In 2021, the EU tied a new set of green strings to the aid scheme of the common agricultural policy (CAP), many of which came. it came into effect in 2023, and dedicated a large part of the budget to green projects. To receive CAP payments, farmers will have to comply with “good agricultural and environmental conditions” such as maintaining an average of permanent pastures and fields, and protecting wetlands and grasslands.

But in the past year, many of the CAP’s green laws have been weakened, delayed or repealed. The EU abandoned the requirement to allocate a small proportion of land to non-directly productive sectors, such as planting trees and fallow, and exempted all farms smaller than 10 hectares (25 acres) in the rules.

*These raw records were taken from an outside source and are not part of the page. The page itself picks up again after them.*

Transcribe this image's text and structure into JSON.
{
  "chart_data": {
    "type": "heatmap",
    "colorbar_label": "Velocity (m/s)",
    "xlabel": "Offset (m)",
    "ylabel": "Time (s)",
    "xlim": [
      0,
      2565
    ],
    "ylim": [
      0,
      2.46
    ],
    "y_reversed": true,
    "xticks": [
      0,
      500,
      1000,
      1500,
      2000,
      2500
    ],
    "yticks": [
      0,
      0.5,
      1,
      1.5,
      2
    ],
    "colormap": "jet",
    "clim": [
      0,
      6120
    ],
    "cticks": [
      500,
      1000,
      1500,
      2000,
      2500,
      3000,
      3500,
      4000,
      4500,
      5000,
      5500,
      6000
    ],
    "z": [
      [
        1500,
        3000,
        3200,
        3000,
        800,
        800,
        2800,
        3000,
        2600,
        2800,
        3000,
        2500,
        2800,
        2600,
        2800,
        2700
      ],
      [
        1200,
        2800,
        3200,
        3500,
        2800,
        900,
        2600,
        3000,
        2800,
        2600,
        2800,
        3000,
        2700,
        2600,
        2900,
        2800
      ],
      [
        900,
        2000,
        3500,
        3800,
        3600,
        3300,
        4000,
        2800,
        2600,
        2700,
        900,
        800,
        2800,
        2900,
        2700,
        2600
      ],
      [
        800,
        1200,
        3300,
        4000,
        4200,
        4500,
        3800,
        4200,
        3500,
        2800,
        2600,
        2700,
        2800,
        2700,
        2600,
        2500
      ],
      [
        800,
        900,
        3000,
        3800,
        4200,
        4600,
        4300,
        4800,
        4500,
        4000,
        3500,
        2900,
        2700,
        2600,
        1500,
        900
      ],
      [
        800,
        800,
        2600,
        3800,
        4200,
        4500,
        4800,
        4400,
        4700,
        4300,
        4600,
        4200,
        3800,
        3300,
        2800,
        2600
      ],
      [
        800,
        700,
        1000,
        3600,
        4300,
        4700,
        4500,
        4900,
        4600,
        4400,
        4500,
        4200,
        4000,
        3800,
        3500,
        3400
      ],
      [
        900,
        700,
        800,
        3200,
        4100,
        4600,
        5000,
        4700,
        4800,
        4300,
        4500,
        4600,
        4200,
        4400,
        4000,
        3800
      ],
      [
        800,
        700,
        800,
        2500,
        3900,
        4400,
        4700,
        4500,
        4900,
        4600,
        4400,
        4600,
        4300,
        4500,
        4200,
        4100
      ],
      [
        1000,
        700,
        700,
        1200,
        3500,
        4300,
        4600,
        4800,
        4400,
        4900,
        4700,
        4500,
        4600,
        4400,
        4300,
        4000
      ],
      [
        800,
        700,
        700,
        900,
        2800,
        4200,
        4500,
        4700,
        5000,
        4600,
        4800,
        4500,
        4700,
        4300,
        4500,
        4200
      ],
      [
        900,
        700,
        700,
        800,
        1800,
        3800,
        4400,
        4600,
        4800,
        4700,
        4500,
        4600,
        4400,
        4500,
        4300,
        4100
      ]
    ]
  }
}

Another package – the Farm to Fork project – included a proposal for sustainable management of pesticides, which would have confirmed the European Commission’s goal of halving the use and harm of pesticides by 2030. it was also removed.

And the law on natural regeneration, the cornerstone of the EU’s green deal, was heavily watered down and only passed in June. It now sets goals to protect and restore nature but does not directly force farms to change. The law has provisions to wet peatlands and help birds recover, for example, but emphasizes that these are voluntary for farmers and landowners.

The EU also dropped a provision to make farmers increase the share of land with good natural features. This has resulted in a complex framework with three biodiversity indicators: member states must improve two. (Other indicators are the number of grass butterflies and the carbon content of the crop soil.)


What else is the EU planning?

In September, farmers, traders, consumer groups and environmentalists held a policy consultation, at the suggestion of the commission’s president, Ursula von der Leyen, and their shared vision is expected to feed the commission’s plan present in the coming months.

The proposal calls for “urgent, desirable and feasible change” in farm and food practices, with financial support to help farmers get there. It also believes that Europeans are consuming more animal protein than doctors and scientists recommend, and calls for a shift to plant-based diets supported by better education, stronger marketing and voluntary purchase of farms in intensively farmed areas.

However, stakeholders did not agree on making farmers pay for their pollution under the EU’s emissions trading scheme. This system, which puts a price on carbon indirectly, is being expanded from the power and industry sectors by 2027 to cover buildings and road transport, but not agriculture.


Does the EU have an obligation to clean up its farms?

The EU signed a global agreement in 2022 that promised to halt and even reverse biodiversity loss by the end of the decade. It has also pledged to achieve zero emissions by 2050.

No goal is impossible without addressing the agricultural sector, which faces less pressure to be green than many other sectors of the economy, and makes less progress. In the two decades from 2000 to 2020, EU member states reduced their greenhouse gas emissions by 40% but reduced their agricultural production by 10%. The transport sector made such slow progress.

On Thursday, the EEA found that the agricultural sector has reduced gas production by only 2% in 2023, and the transport sector by 1%, while overall production has fallen by 8%.